Greenland is the world’s largest island, over three-quarters of which is covered by the only contemporary ice sheet outside of Antarctica. With a population of about 56,370 (2013), it is the least densely populated country in the world.
Greenland has been inhabited off and on for at least the last 4,500 years by Arctic peoples whose forebears migrated there from what is now Canada. Norsemen settled the uninhabited southern part of Greenland, beginning in the 10th century, and Inuit peoples arrived in the 13th century. The Norse colonies disappeared in the late 15th century. In the early 18th century, Scandinavia and Greenland came back into contact with each other, and Denmark established sovereignty over the island.
Having been claimed by Denmark–Norway for centuries, Greenland became a Danish colony in 1814, and a part of the Danish Realm in 1953 under the Constitution of Denmark. In 1973, Greenland joined the European Economic Community with Denmark. However, in a referendum in 1982, a majority of the population voted for Greenland to withdraw from the EEC (later expanded into the E.U.), which was effected in 1985. In 1979, Denmark had granted home rule to Greenland, and in 2008, Greenlanders voted in favor of the Self-Government Act, which transferred more power from the Danish royal government to the local Greenlandic government.
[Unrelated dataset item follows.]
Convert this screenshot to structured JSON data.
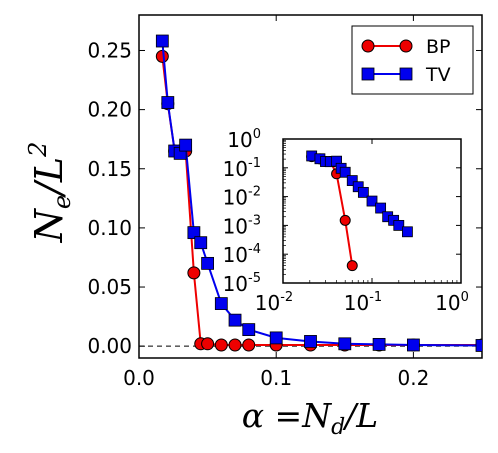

Under the new structure, in effect since 21 June 2009, Greenland can gradually assume responsibility for policing, judicial system, company law, accounting, and auditing; mineral resource activities; aviation; law of legal capacity, family law and succession law; aliens and border controls; the working environment; and financial regulation and supervision, while the Danish government retains control of foreign affairs and defense. It also retains control of monetary policy, providing an initial annual subsidy of DKK 3.4 billion, planned to diminish gradually over time as Greenland’s economy is strengthened by increased income from the extraction of natural resources.